6月度の売上高は、新型コロナウイルス感染症の拡大に伴う緊急事態宣言の延長により、東京都、大阪府、兵庫県、京都府、愛知県、北海道、福岡県の計13店舗で、20日までの土日の営業を食料品、化粧品など一部売場に限定したことによるマイナス影響(前年は土日も全館営業)を受けたものの、ラグジュアリーブランドや美術宝飾品などが好調だった。

大丸松坂屋百貨店合計の免税売上高(速報値)は、前年比144%増(客数23%減、客単価218%増)。

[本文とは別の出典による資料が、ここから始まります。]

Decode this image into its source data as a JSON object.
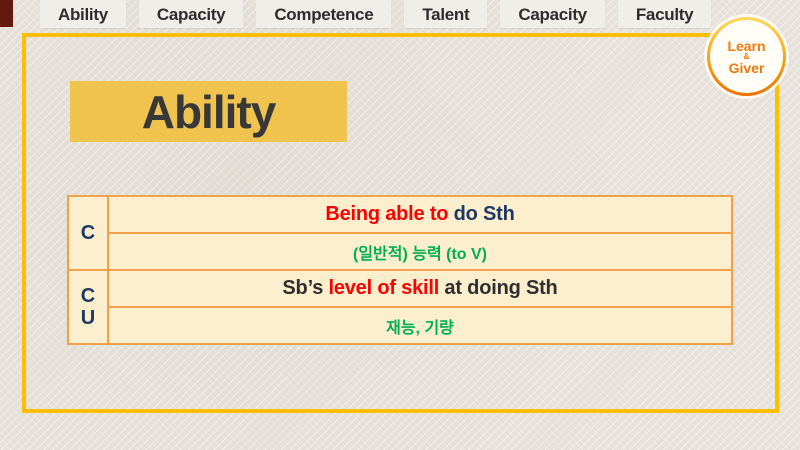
{
  "tabs": [
    {
      "label": "Ability"
    },
    {
      "label": "Capacity"
    },
    {
      "label": "Competence"
    },
    {
      "label": "Talent"
    },
    {
      "label": "Capacity"
    },
    {
      "label": "Faculty"
    }
  ],
  "badge": {
    "line1": "Learn",
    "line2": "&",
    "line3": "Giver"
  },
  "title": "Ability",
  "table": {
    "groups": [
      {
        "label": "C",
        "rows": [
          {
            "segments": [
              {
                "text": "Being able to",
                "color": "#fe0000"
              },
              {
                "text": " do Sth",
                "color": "#1f3864"
              }
            ]
          },
          {
            "segments": [
              {
                "text": "(일반적) 능력 (to V)",
                "color": "#00b050"
              }
            ]
          }
        ]
      },
      {
        "label_line1": "C",
        "label_line2": "U",
        "rows": [
          {
            "segments": [
              {
                "text": "Sb’s ",
                "color": "#2f2f2f"
              },
              {
                "text": "level of skill",
                "color": "#fe0000"
              },
              {
                "text": " at doing Sth",
                "color": "#2f2f2f"
              }
            ]
          },
          {
            "segments": [
              {
                "text": "재능, 기량",
                "color": "#00b050"
              }
            ]
          }
        ]
      }
    ]
  },
  "colors": {
    "background": "#e7e3dc",
    "frame": "#ffbe00",
    "title_highlight": "#f0c24e",
    "table_bg": "#fcefcd",
    "table_border": "#f0a14b",
    "red": "#fe0000",
    "navy": "#1f3864",
    "green": "#00b050",
    "badge_orange": "#f0780f",
    "corner_maroon": "#64170f"
  }
}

6月度の大丸松坂屋百貨店既存店計(法人・本社等の本年・過去実績を除く)は対前年比3.0%増、対前々年比27.3%減、うち国内売上高(免税売上高の本年・過去実績を除く)は対前年比2.5%増、対前々年比20.1%減だった。

■H2O(2021年3月期売上高:7391億円)
百貨店事業の全社計の売上高は前年同月比2.1%増となった。内訳は阪急本店8.2%増、阪神梅田本店16.5%減、支店計1.2%減。

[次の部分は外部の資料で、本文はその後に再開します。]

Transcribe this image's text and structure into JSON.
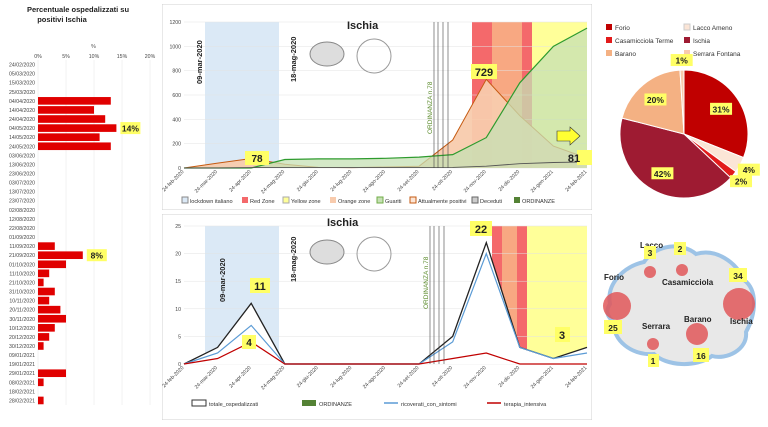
{
  "charts": {
    "left": {
      "title_line1": "Percentuale ospedalizzati su",
      "title_line2": "positivi Ischia",
      "axis_pct_symbol": "%",
      "ticks": [
        "0%",
        "5%",
        "10%",
        "15%",
        "20%"
      ],
      "dates": [
        "24/02/2020",
        "05/03/2020",
        "15/03/2020",
        "25/03/2020",
        "04/04/2020",
        "14/04/2020",
        "24/04/2020",
        "04/05/2020",
        "14/05/2020",
        "24/05/2020",
        "03/06/2020",
        "13/06/2020",
        "23/06/2020",
        "03/07/2020",
        "13/07/2020",
        "23/07/2020",
        "02/08/2020",
        "12/08/2020",
        "22/08/2020",
        "01/09/2020",
        "11/09/2020",
        "21/09/2020",
        "01/10/2020",
        "11/10/2020",
        "21/10/2020",
        "31/10/2020",
        "10/11/2020",
        "20/11/2020",
        "30/11/2020",
        "10/12/2020",
        "20/12/2020",
        "30/12/2020",
        "09/01/2021",
        "19/01/2021",
        "29/01/2021",
        "08/02/2021",
        "18/02/2021",
        "28/02/2021"
      ],
      "callouts": [
        {
          "label": "14%",
          "row": 7
        },
        {
          "label": "8%",
          "row": 21
        }
      ]
    },
    "top": {
      "title": "Ischia",
      "y_ticks": [
        "0",
        "200",
        "400",
        "600",
        "800",
        "1000",
        "1200"
      ],
      "x_ticks": [
        "24-feb-2020",
        "24-mar-2020",
        "24-apr-2020",
        "24-mag-2020",
        "24-giu-2020",
        "24-lug-2020",
        "24-ago-2020",
        "24-set-2020",
        "24-ott-2020",
        "24-nov-2020",
        "24-dic-2020",
        "24-gen-2021",
        "24-feb-2021"
      ],
      "annotations": {
        "lockdown_start": "09-mar-2020",
        "lockdown_end": "18-mag-2020",
        "ordinanza": "ORDINANZA n.78"
      },
      "badges": [
        "78",
        "729",
        "81"
      ],
      "legend": [
        "lockdown italiano",
        "Red Zone",
        "Yellow zone",
        "Orange zone",
        "Guariti",
        "Attualmente positivi",
        "Deceduti",
        "ORDINANZE"
      ]
    },
    "bottom": {
      "title": "Ischia",
      "y_ticks": [
        "0",
        "5",
        "10",
        "15",
        "20",
        "25"
      ],
      "x_ticks": [
        "24-feb-2020",
        "24-mar-2020",
        "24-apr-2020",
        "24-mag-2020",
        "24-giu-2020",
        "24-lug-2020",
        "24-ago-2020",
        "24-set-2020",
        "24-ott-2020",
        "24-nov-2020",
        "24-dic-2020",
        "24-gen-2021",
        "24-feb-2021"
      ],
      "annotations": {
        "lockdown_start": "09-mar-2020",
        "lockdown_end": "18-mag-2020",
        "ordinanza": "ORDINANZA n.78"
      },
      "badges": [
        "11",
        "4",
        "22",
        "3"
      ],
      "legend": [
        "totale_ospedalizzati",
        "ORDINANZE",
        "ricoverati_con_sintomi",
        "terapia_intensiva"
      ]
    },
    "pie": {
      "legend": [
        "Forio",
        "Lacco Ameno",
        "Casamicciola Terme",
        "Ischia",
        "Barano",
        "Serrara Fontana"
      ],
      "labels": [
        "31%",
        "4%",
        "2%",
        "42%",
        "20%",
        "1%"
      ]
    },
    "map": {
      "towns": [
        "Lacco",
        "Forio",
        "Casamicciola",
        "Serrara",
        "Barano",
        "Ischia"
      ],
      "values": [
        "3",
        "2",
        "34",
        "25",
        "16",
        "1"
      ]
    }
  },
  "colors": {
    "red": "#c00000",
    "lightblue": "#dbe9f6",
    "green": "#92d050",
    "orange": "#f8cbad",
    "yellow": "#ffff00",
    "gold": "#ffff66"
  },
  "chart_data": [
    {
      "type": "bar",
      "title": "Percentuale ospedalizzati su positivi Ischia",
      "categories": [
        "24/02/2020",
        "05/03/2020",
        "15/03/2020",
        "25/03/2020",
        "04/04/2020",
        "14/04/2020",
        "24/04/2020",
        "04/05/2020",
        "14/05/2020",
        "24/05/2020",
        "03/06/2020",
        "13/06/2020",
        "23/06/2020",
        "03/07/2020",
        "13/07/2020",
        "23/07/2020",
        "02/08/2020",
        "12/08/2020",
        "22/08/2020",
        "01/09/2020",
        "11/09/2020",
        "21/09/2020",
        "01/10/2020",
        "11/10/2020",
        "21/10/2020",
        "31/10/2020",
        "10/11/2020",
        "20/11/2020",
        "30/11/2020",
        "10/12/2020",
        "20/12/2020",
        "30/12/2020",
        "09/01/2021",
        "19/01/2021",
        "29/01/2021",
        "08/02/2021",
        "18/02/2021",
        "28/02/2021"
      ],
      "values": [
        0,
        0,
        0,
        0,
        13,
        10,
        12,
        14,
        11,
        13,
        0,
        0,
        0,
        0,
        0,
        0,
        0,
        0,
        0,
        0,
        3,
        8,
        5,
        2,
        1,
        3,
        2,
        4,
        5,
        3,
        2,
        1,
        0,
        0,
        5,
        1,
        0,
        1
      ],
      "xlim": [
        0,
        20
      ],
      "xlabel": "%"
    },
    {
      "type": "area",
      "title": "Ischia",
      "x": [
        "24-feb-2020",
        "24-mar-2020",
        "24-apr-2020",
        "24-mag-2020",
        "24-giu-2020",
        "24-lug-2020",
        "24-ago-2020",
        "24-set-2020",
        "24-ott-2020",
        "24-nov-2020",
        "24-dic-2020",
        "24-gen-2021",
        "24-feb-2021"
      ],
      "series": [
        {
          "name": "Attualmente positivi",
          "values": [
            0,
            40,
            78,
            30,
            5,
            3,
            8,
            15,
            230,
            729,
            430,
            180,
            81
          ]
        },
        {
          "name": "Guariti",
          "values": [
            0,
            0,
            0,
            70,
            75,
            75,
            80,
            90,
            110,
            250,
            700,
            1000,
            1150
          ]
        },
        {
          "name": "Deceduti",
          "values": [
            0,
            0,
            3,
            3,
            3,
            3,
            3,
            3,
            5,
            15,
            35,
            45,
            50
          ]
        }
      ],
      "ylim": [
        0,
        1200
      ]
    },
    {
      "type": "line",
      "title": "Ischia",
      "x": [
        "24-feb-2020",
        "24-mar-2020",
        "24-apr-2020",
        "24-mag-2020",
        "24-giu-2020",
        "24-lug-2020",
        "24-ago-2020",
        "24-set-2020",
        "24-ott-2020",
        "24-nov-2020",
        "24-dic-2020",
        "24-gen-2021",
        "24-feb-2021"
      ],
      "series": [
        {
          "name": "totale_ospedalizzati",
          "values": [
            0,
            3,
            11,
            0,
            0,
            0,
            0,
            0,
            5,
            22,
            3,
            1,
            3
          ]
        },
        {
          "name": "ricoverati_con_sintomi",
          "values": [
            0,
            2,
            7,
            0,
            0,
            0,
            0,
            0,
            4,
            20,
            3,
            1,
            2
          ]
        },
        {
          "name": "terapia_intensiva",
          "values": [
            0,
            1,
            4,
            0,
            0,
            0,
            0,
            0,
            1,
            2,
            0,
            0,
            0
          ]
        }
      ],
      "ylim": [
        0,
        25
      ]
    },
    {
      "type": "pie",
      "categories": [
        "Forio",
        "Lacco Ameno",
        "Casamicciola Terme",
        "Ischia",
        "Barano",
        "Serrara Fontana"
      ],
      "values": [
        31,
        4,
        2,
        42,
        20,
        1
      ]
    }
  ]
}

緊急事態宣言が20日まで再延長となり、土日の計6日間、主力の両本店を含む関西各店で生活必需品以外のカテゴリーが休業継続となったが、前年実績をクリアし善戦。5月までの休業の反動もあり、顧客の購買意欲は活発となっている。既存店売上高前々年比も19%減(国内売上高は13%減)と復調の兆しを見せた。

また、26・27日の土日は全館営業を再開したが、7都道府県の「まん延防止等重点措置」への移行に伴い、レストランは時短営業を継続した。

阪急本店は100万円以上の高額品の売上は、ラグジュアリーを中心に前々年を上回り好調に推移。全館的に20日までの土日休業の影響はあるものの、売上高前々年比は14%減(国内売上高は4%減)と回復基調となっている。

一方、オンライン売上高(EC+リモートショッピングサービス「Remo Order」)も前年の約1.2倍と着実に成長した。ECにおいて、巣 ごもり需要により、ケーキの宅配、ワインの新企画商材などが好調。中元ギフトも伸長し、またファッションにおいても、モード系ブランド、阪急限定商品など独自性の高い取り組みへの反応が良いという。

■高島屋(2021年2月期売上高:6808億円)
高島屋各店の既存店計売上高は前年同月比1.4%増、岡山高島屋、岐阜高島屋、高崎高島屋を含めた各店・および国内百貨店子会社の既存店計は2.6%増(2019年比14.2%減)となった。

6月度の店頭売上は、緊急事態宣言による一部店舗の臨時休業の影響があったが、高額品の好調により前年実績を上回った。

既存店の免税売上は前年比179.2%増(2019年比83.3%減)、
免税を除いた既存店店頭売上は1.8%増(9.1%減)となっている。

商品別売上(同社分類による15店舗ベース)は、紳士服・紳士雑貨・婦人服・婦人雑貨・呉服・子供・
スポーツ・リビングなどで前年実績を下回った。
一方、特選衣料雑貨・宝飾品・食料品などが、前年実績を
上回っている。

■そごう・西武(2021年2月期売上高:4404億円)
そごう・西武10店の売上高は前年同月比1.7%減(2019年同月比21.1%減)、西武池袋本店は2.0%増(19.7%減)となった。

営業制限の段階的緩和を受けて売上は復調傾向となった。とりわけ6月21日以降は、都内店舗においても、緊急事態宣言の解除を受けて、全体では前年並みにまで売上を戻した。なかでも、高額商材については前年の反動もあり、高級雑貨呉服は前年比約25%増、プレステージブランドについては約10%増まで売上を伸ばした。

一方、衣料品計・婦人雑貨計は約10%減にとどまった。

免税利用売上高・来店動向は、売上前年比約60%増(2019年比約65%減)、客数前年比約30%減(約95%減)となった。